Have you read the reviews on Krugman's new book yet? [ Ссылка ]
Paul Krugman won the Nobel Prize in Economics for his work on the economies of scale in international trade. He went to Yale and MIT. He now works at Princeton. He has written several books, including Conscience of a Liberal. For a short period, he worked for the Reagan Administration.
In addition to criticizing Bush's economic policies, Krugman also harshly criticized the environmental policies. The new book Krugman wrote is The Return of Depression Economics. In policy there are hard problems and easy problems. Finding money to fix the highways is an easy problem is an easy problem. Reducing the crime rate is a hard problem. In macroeconomics, we try to manage the economy as a whole. Stagflation was a hard problem. No one has been able to solve it. Plain old fashioned recession - lack of demand - was supposed to be an easy problem. We thought that the FED could just print some money and everything would be fine.

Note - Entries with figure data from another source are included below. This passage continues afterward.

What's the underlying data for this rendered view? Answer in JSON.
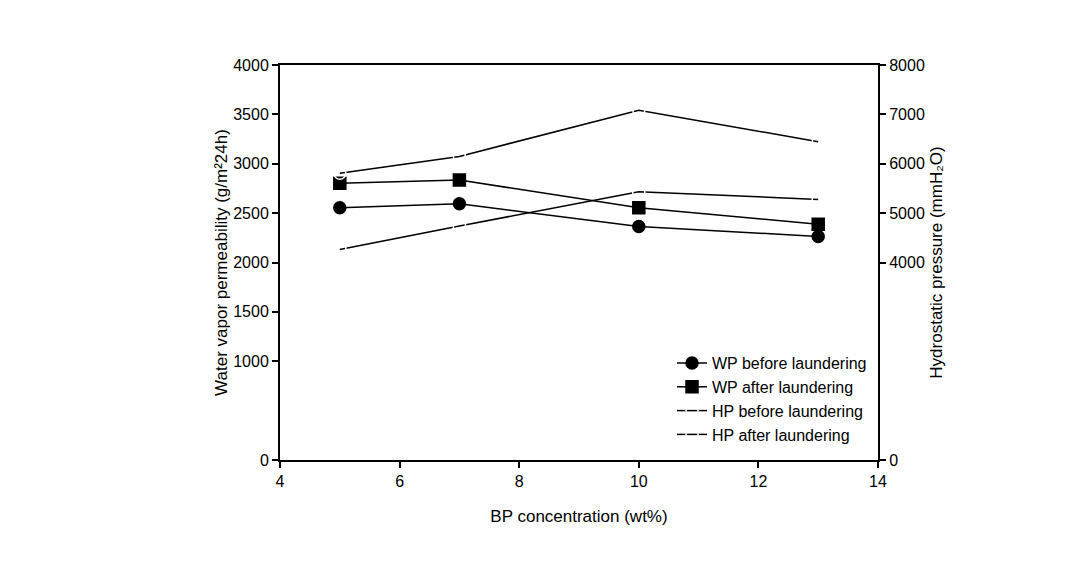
{
  "chart_data": {
    "type": "line",
    "x_label": "BP concentration (wt%)",
    "y_label": "Water vapor permeability (g/m²24h)",
    "y2_label": "Hydrostatic pressure (mmH₂O)",
    "x": [
      5,
      7,
      10,
      13
    ],
    "xlim": [
      4,
      14
    ],
    "xticks": [
      4,
      6,
      8,
      10,
      12,
      14
    ],
    "ylim": [
      0,
      4000
    ],
    "yticks": [
      0,
      1000,
      1500,
      2000,
      2500,
      3000,
      3500,
      4000
    ],
    "y2lim": [
      0,
      8000
    ],
    "y2ticks": [
      0,
      4000,
      5000,
      6000,
      7000,
      8000
    ],
    "grid": false,
    "legend": "lower right",
    "series": [
      {
        "name": "WP before laundering",
        "color": "#000000",
        "marker": "circle",
        "line_style": "solid",
        "values": [
          2554,
          2595,
          2364,
          2264
        ]
      },
      {
        "name": "WP after laundering",
        "color": "#000000",
        "marker": "square",
        "line_style": "solid",
        "values": [
          2802,
          2835,
          2554,
          2388
        ]
      },
      {
        "name": "HP before laundering",
        "color": "#000000",
        "marker": "circle-open",
        "line_style": "solid",
        "axis": "y2",
        "values": [
          5807,
          6149,
          7085,
          6446
        ]
      },
      {
        "name": "HP after laundering",
        "color": "#000000",
        "marker": "square-open",
        "line_style": "solid",
        "axis": "y2",
        "values": [
          4264,
          4738,
          5433,
          5278
        ]
      }
    ]
  }
}
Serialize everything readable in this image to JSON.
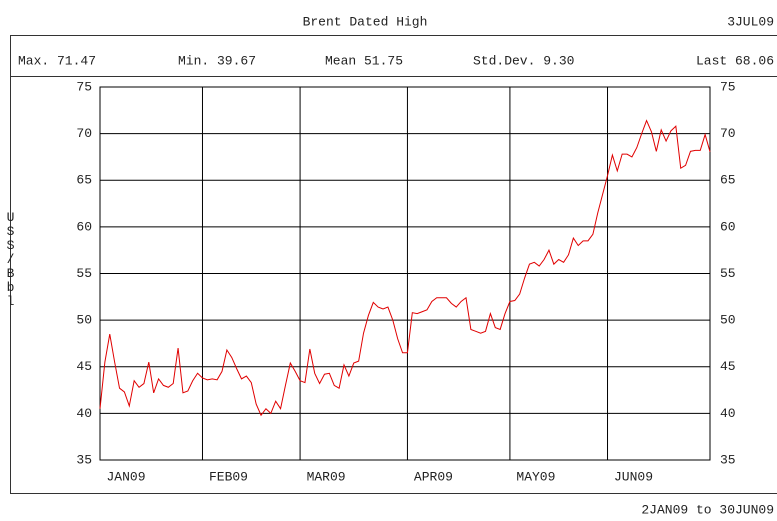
{
  "chart_data": {
    "type": "line",
    "title": "Brent Dated High",
    "date": "3JUL09",
    "stats": [
      "Max. 71.47",
      "Min. 39.67",
      "Mean 51.75",
      "Std.Dev. 9.30",
      "Last 68.06"
    ],
    "y_label": "US$/Bbl",
    "footer": "2JAN09 to 30JUN09",
    "categories": [
      "JAN09",
      null,
      null,
      null,
      null,
      null,
      null,
      null,
      null,
      null,
      null,
      null,
      null,
      null,
      null,
      null,
      null,
      null,
      null,
      null,
      null,
      "FEB09",
      null,
      null,
      null,
      null,
      null,
      null,
      null,
      null,
      null,
      null,
      null,
      null,
      null,
      null,
      null,
      null,
      null,
      null,
      null,
      "MAR09",
      null,
      null,
      null,
      null,
      null,
      null,
      null,
      null,
      null,
      null,
      null,
      null,
      null,
      null,
      null,
      null,
      null,
      null,
      null,
      null,
      null,
      "APR09",
      null,
      null,
      null,
      null,
      null,
      null,
      null,
      null,
      null,
      null,
      null,
      null,
      null,
      null,
      null,
      null,
      null,
      null,
      null,
      null,
      "MAY09",
      null,
      null,
      null,
      null,
      null,
      null,
      null,
      null,
      null,
      null,
      null,
      null,
      null,
      null,
      null,
      null,
      null,
      null,
      null,
      "JUN09",
      null,
      null,
      null,
      null,
      null,
      null,
      null,
      null,
      null,
      null,
      null,
      null,
      null,
      null,
      null,
      null,
      null,
      null,
      null,
      null,
      null
    ],
    "series": [
      {
        "name": "Brent Dated High",
        "color": "#e00000",
        "values": [
          40.5,
          45.5,
          48.5,
          45.5,
          42.7,
          42.3,
          40.8,
          43.5,
          42.8,
          43.2,
          45.5,
          42.2,
          43.7,
          43,
          42.8,
          43.2,
          47,
          42.2,
          42.4,
          43.5,
          44.3,
          43.8,
          43.6,
          43.7,
          43.6,
          44.5,
          46.8,
          46,
          44.8,
          43.7,
          44,
          43.3,
          41,
          39.8,
          40.5,
          40,
          41.3,
          40.5,
          43,
          45.4,
          44.5,
          43.5,
          43.3,
          46.9,
          44.3,
          43.2,
          44.2,
          44.3,
          43,
          42.7,
          45.2,
          44,
          45.4,
          45.6,
          48.6,
          50.5,
          51.9,
          51.4,
          51.2,
          51.4,
          50,
          48,
          46.5,
          46.5,
          50.8,
          50.7,
          50.9,
          51.1,
          52,
          52.4,
          52.4,
          52.4,
          51.8,
          51.4,
          52,
          52.4,
          49,
          48.8,
          48.6,
          48.8,
          50.7,
          49.2,
          49,
          50.7,
          52,
          52.1,
          52.8,
          54.5,
          56,
          56.2,
          55.8,
          56.5,
          57.5,
          56,
          56.5,
          56.2,
          57,
          58.8,
          58,
          58.5,
          58.5,
          59.2,
          61.5,
          63.5,
          65.5,
          67.7,
          66,
          67.8,
          67.8,
          67.5,
          68.5,
          70,
          71.4,
          70.2,
          68.1,
          70.4,
          69.2,
          70.3,
          70.8,
          66.3,
          66.6,
          68.1,
          68.2,
          68.2,
          69.9,
          68.06
        ]
      }
    ],
    "ylim": [
      35,
      75
    ],
    "yticks": [
      35,
      40,
      45,
      50,
      55,
      60,
      65,
      70,
      75
    ],
    "grid": true
  }
}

The problem of depression avoidance has been solved. But about 10 years ago, there were some doubts about whether depression prevention had really been solved. This came from looking at countries like Japan. The problem in Japan didn't have anything to do with the fundamentals of Japan. Instead, it was an omen that there is something wrong with all markets. We thought that maybe it could happen to us, and it has.
The normal way to deal with a downturn is for the central bank to print money. That's not literally what they do, but you push money out there and push down the interest rate on government debt. When you cut the target fed funds rates, that makes its way through to things like mortgage rates.